The history here is fascinating. A railroad and even a high-wire chute was used to deliver Doug fir and redwood timber out of the rugged hills to offshore schooners in the late 1800s. Then, in the 1980s, environmental activists worked to save Sally Bell Grove from the axe, as it was still being logged then. Thanks to their efforts, today there are still rare patches of old growth nestled within the park.

Just last year, HR 233 granted much of Sinkyone State Park designation as a federally recognized and protected Wilderness. Years of hard work have gone into erasing old logging roads and restoring the watersheds. With so much yearly rain, the area has rebounded well - some invasive pampas grass and a few concrete footings and old fence posts was about all the lingering impacts I have seen.
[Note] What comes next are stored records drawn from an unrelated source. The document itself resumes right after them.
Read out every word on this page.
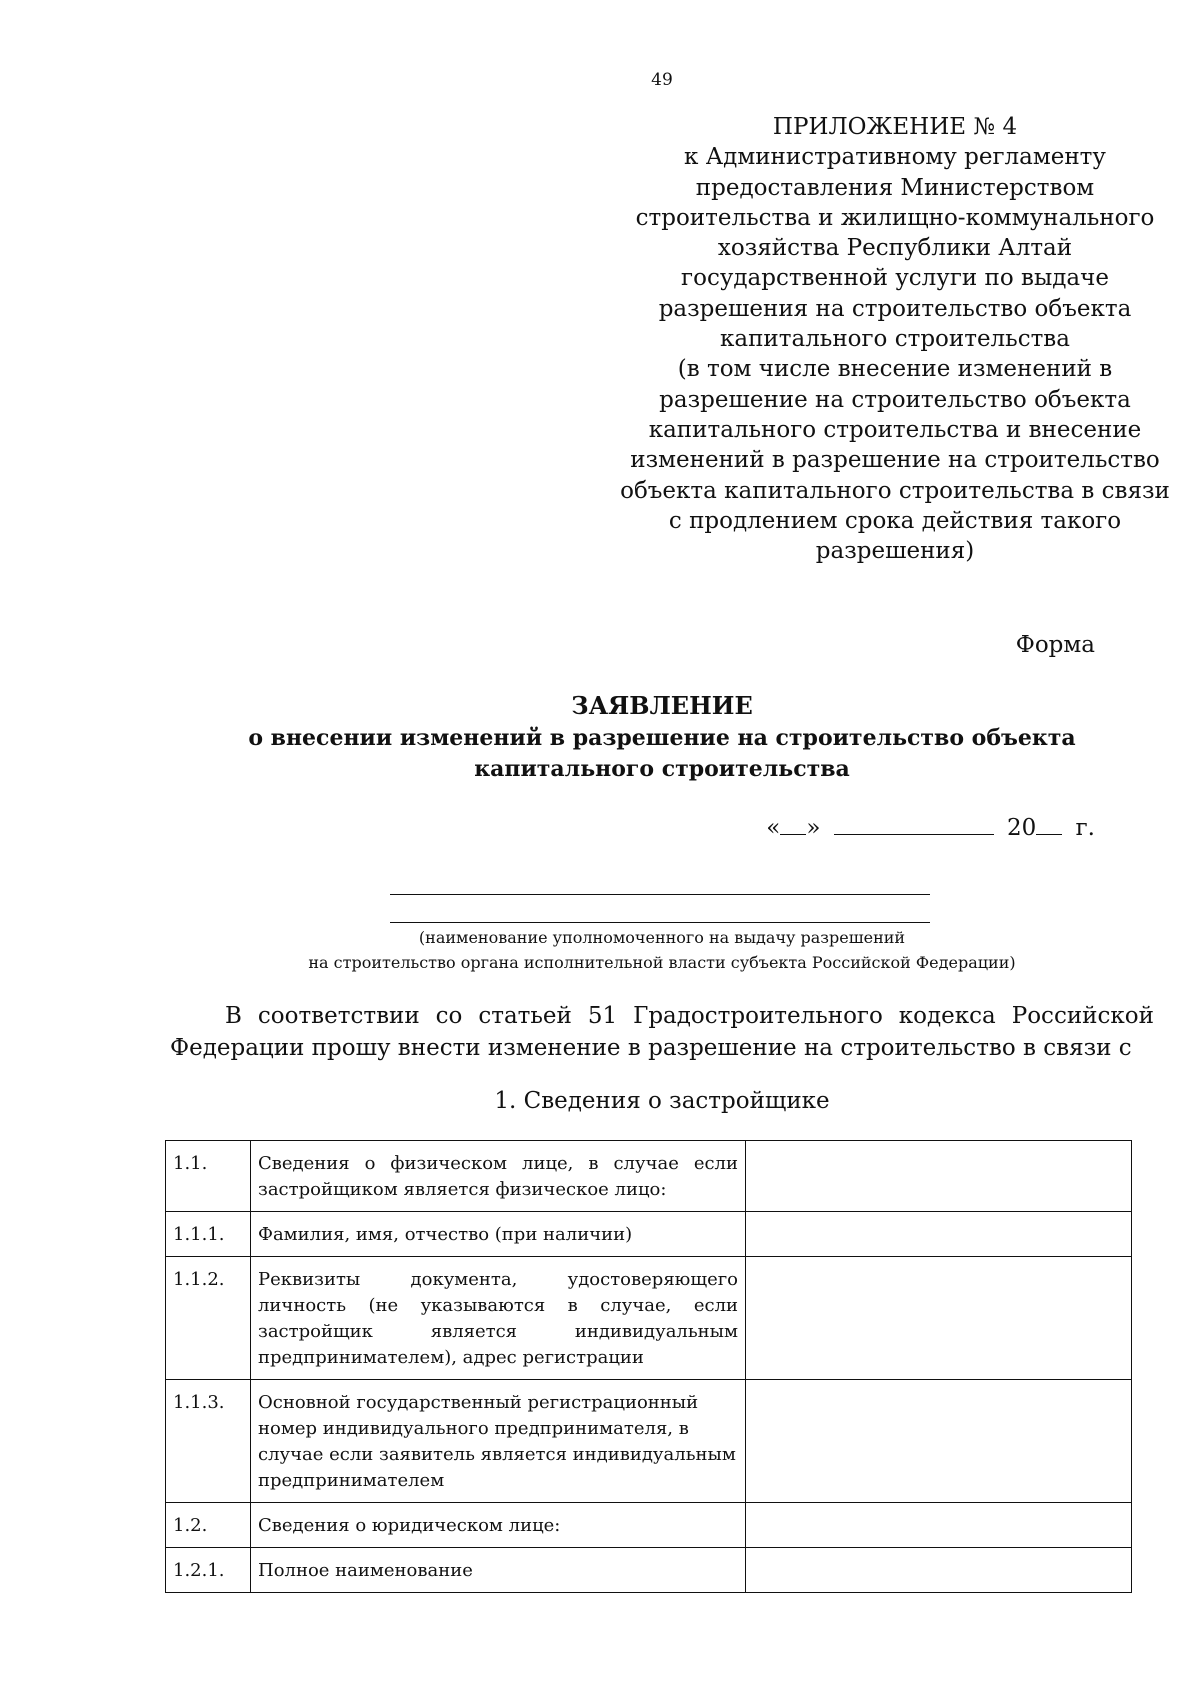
49
ПРИЛОЖЕНИЕ № 4
к Административному регламенту
предоставления Министерством
строительства и жилищно-коммунального
хозяйства Республики Алтай
государственной услуги по выдаче
разрешения на строительство объекта
капитального строительства
(в том числе внесение изменений в
разрешение на строительство объекта
капитального строительства и внесение
изменений в разрешение на строительство
объекта капитального строительства в связи
с продлением срока действия такого
разрешения)
Форма
ЗАЯВЛЕНИЕ
о внесении изменений в разрешение на строительство объекта капитального строительства
« »	20 г.
(наименование уполномоченного на выдачу разрешений
на строительство органа исполнительной власти субъекта Российской Федерации)
В соответствии со статьей 51 Градостроительного кодекса Российской
Федерации прошу внести изменение в разрешение на строительство в связи с
1. Сведения о застройщике
1.1.	Сведения о физическом лице, в случае если застройщиком является физическое лицо:	
1.1.1.	Фамилия, имя, отчество (при наличии)	
1.1.2.	Реквизиты документа, удостоверяющего личность (не указываются в случае, если застройщик является индивидуальным предпринимателем), адрес регистрации	
1.1.3.	Основной государственный регистрационный номер индивидуального предпринимателя, в случае если заявитель является индивидуальным предпринимателем	
1.2.	Сведения о юридическом лице:	
1.2.1.	Полное наименование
In contrast with the monotone fog that is fairly ubiquitous, the rest of the landscape is rich with color. Elevation gain and contour allows for some incredible diversity. Chaparral regions merge with thick Doug fir and redwood forest, sycamores line riparian areas and with each of these habitats are multitudes of flowering plants, birds and larger critters with sharp teeth and horns. Being a bit of a closet botanist, I found myself last trip staring three feet in front of me the first few miles, trying to figure out the flowers and plants. Stricken with tunnel vision, it wasn't until I was within spitting distance of a huge bull elk that I saw him. Luckily, a friendly Doug fir offered its branches as a vertical escape route.

Rut season, heading into fall, is a tense time for elk, as harems are being built and males fight each other for dominance. Territory issues mean that you may find yourself wishing you could fly to get clear of a charging elk. Your chances to return unscathed improve greatly if you bring a hiking partner that can't run quite as fast as you.

A bear canister is always easier than trying to hang food, and they are rentable at the local BLM office - well worth the slim investment for a good night's sleep. I have not seen bear on this section, although there are warning signs posted - a good thing, because the elk have always been plentiful and are exciting enough.

Just east of the State Park is the Sinkyone InterTribal Park. It's not yet open to the public, but plans are in the works to connect trails to it from the west. The InterTribal Park is owned and administered by a consortium of local native tribes and exists to help promote North Coast Native education by providing a link to history and culture in a natural environment. Hunting, ceremonies and restoration projects have provided not only a bridge to sustain aspects of culture, but jobs for many local natives. In a few years, when the trails are connected, the general public will gain some access and opportunities to learn about native culture as well.

It is exciting for me, after a day or two hiking, to gain insight about the realities of native peoples and others that live or made their living off a wild and rugged land. Local author Ray Raphael has a great book about the region - An Everyday History of Somewhere - that really brings home what was happening and what it took to survive out here. From harvesters of tan oak bark to loggers, it allows a very personal glimpse into the lives of many of the individuals and what they had to endure to survive. This vicarious historical adventuring helps me put into perspective my "fears" about the unknown when I bed down for the night and hear a thrashing in the brush.

Humans have done a great job surviving for thousands of years with the slimmest of essentials. It amazes me how quickly we can transition to an existence with the vast majority of our time spent inside our permanent homes and cars. But what is equally amazing is how comfortable it feels to shed the concrete and asphalt yoke after just a couple of days outside.